Re: a joint letter on low latency and Linux

From: Gregory Maxwell (greg@linuxpower.cx)
Date: Sat Jul 01 2000 - 15:13:20 EST


On Sat, 1 Jul 2000, Larry McVoy wrote:

> > I am nervous about this characterization. As I have said many times,
> > "hard realtime" normally *implies* a lot more than we need for
> > real-time audio+MIDI applications. All we need is guaranteed
> > scheduling response. We don't need QOS guarantees for any other
> > subsystems, for example (it would be nice, but its not necessary).
>
> "All we need is guaranteed scheduling response". But it's not real time.
>
> Those two statements are 100% at odds with each other.

I agree here. Still, the matter remains: Is a bog-standard timeshare
OS with absolutly no latency guarentees actually a useful computer system
today?

I contend that since we've left the days of batch processed punchcards and
computers in ivory towers, people have wanted some kind of latency
guarentees, if they didn't why have a schedular at all?

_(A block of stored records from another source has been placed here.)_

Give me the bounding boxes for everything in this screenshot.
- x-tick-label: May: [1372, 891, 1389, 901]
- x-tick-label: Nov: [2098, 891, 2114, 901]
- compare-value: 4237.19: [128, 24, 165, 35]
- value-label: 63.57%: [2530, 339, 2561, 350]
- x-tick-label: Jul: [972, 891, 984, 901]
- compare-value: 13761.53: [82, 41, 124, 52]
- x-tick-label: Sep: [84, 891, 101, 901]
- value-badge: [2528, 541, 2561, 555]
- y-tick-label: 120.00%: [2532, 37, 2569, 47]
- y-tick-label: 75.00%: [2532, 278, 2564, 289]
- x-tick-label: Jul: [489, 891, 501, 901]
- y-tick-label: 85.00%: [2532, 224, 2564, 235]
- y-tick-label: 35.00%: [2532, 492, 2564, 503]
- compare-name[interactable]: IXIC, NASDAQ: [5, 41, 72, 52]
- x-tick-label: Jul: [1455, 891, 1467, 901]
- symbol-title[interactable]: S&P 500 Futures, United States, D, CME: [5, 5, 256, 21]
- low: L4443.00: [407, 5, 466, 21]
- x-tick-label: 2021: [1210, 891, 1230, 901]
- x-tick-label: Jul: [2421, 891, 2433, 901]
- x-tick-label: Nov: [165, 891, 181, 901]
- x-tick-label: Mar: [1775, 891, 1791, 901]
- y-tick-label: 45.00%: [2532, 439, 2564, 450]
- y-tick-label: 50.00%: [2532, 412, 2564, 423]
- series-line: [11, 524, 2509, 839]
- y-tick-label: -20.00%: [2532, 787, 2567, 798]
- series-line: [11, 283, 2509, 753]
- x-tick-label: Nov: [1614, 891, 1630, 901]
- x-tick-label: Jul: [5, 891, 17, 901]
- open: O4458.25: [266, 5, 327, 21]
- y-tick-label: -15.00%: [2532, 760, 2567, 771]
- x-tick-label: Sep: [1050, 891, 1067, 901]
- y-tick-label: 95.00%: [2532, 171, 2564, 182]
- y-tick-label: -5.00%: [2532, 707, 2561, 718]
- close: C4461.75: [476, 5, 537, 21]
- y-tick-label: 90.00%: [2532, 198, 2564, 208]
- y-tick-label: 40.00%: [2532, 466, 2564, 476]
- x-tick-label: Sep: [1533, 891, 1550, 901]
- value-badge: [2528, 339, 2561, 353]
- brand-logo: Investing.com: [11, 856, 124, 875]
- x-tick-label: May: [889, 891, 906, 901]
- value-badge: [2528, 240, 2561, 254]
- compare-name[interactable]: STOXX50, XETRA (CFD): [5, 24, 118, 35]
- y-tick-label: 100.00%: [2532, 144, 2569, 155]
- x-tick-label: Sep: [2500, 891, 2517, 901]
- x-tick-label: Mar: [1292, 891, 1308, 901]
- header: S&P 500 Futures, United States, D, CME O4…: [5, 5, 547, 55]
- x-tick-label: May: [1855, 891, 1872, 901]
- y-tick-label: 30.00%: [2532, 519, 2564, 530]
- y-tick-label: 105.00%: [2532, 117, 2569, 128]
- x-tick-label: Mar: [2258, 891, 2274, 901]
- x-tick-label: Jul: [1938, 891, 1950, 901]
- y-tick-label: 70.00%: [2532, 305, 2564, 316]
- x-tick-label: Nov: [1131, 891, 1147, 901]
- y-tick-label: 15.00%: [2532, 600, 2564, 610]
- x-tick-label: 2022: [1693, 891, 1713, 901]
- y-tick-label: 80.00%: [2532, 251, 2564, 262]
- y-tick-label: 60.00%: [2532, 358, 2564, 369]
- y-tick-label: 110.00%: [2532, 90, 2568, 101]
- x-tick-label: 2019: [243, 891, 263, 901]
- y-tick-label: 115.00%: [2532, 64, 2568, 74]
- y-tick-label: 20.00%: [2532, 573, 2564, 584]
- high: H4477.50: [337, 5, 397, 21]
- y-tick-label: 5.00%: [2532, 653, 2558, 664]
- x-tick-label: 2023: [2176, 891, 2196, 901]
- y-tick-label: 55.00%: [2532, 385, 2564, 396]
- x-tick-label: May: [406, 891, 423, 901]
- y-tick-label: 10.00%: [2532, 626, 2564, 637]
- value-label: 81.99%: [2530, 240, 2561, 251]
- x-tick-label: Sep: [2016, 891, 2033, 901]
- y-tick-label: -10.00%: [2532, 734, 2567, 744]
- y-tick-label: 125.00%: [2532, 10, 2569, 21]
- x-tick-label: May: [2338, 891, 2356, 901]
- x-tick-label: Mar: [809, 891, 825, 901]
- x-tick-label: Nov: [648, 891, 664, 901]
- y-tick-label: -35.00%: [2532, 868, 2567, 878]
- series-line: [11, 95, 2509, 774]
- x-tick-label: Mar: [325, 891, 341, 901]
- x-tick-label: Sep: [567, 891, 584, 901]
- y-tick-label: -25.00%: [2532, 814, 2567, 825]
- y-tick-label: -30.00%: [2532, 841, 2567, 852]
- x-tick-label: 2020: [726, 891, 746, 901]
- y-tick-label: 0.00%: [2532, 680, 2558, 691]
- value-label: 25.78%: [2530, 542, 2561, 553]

Software is
fastest without all those context switches.

All of your handwaving about the evils of preemption and that any tasks
that requires a responce time is hard realtime ignores the fact that
almost every thing that Linux is used for is actually hard-realtime.

Do you think that a Linux server would not be considered a failure if it
ocasionally failed to respond to syn packets within 10minutes?

Do you think that a Linux desktop would not be considered a failure if the
mouse pointer ocasionally froze for two minutes?

etc..

Of course Linux can't be all things to all people, so someone must decide
what is acceptable and what isn't. The audio people need <5ms, preferably
less then 2ms. This isn't that big of a request when you consider that
1) they don't specify hardware (they are perfectly happy to require
hardware 100x faster then what we were using 5yrs ago) 2) rare falure is
toleratable (if there is a glitch, the software will recover, it simply
has to have a higher MTBF then most of the musical intrstuments).

This makes their requirements quite different then most RTlinux users who
typically want an embeded 486 (or simmlar) to perform tens of thousands of
simple microsecond accuracy requiring tasks per second where a failuer
could mean the loss of thousands of dollars.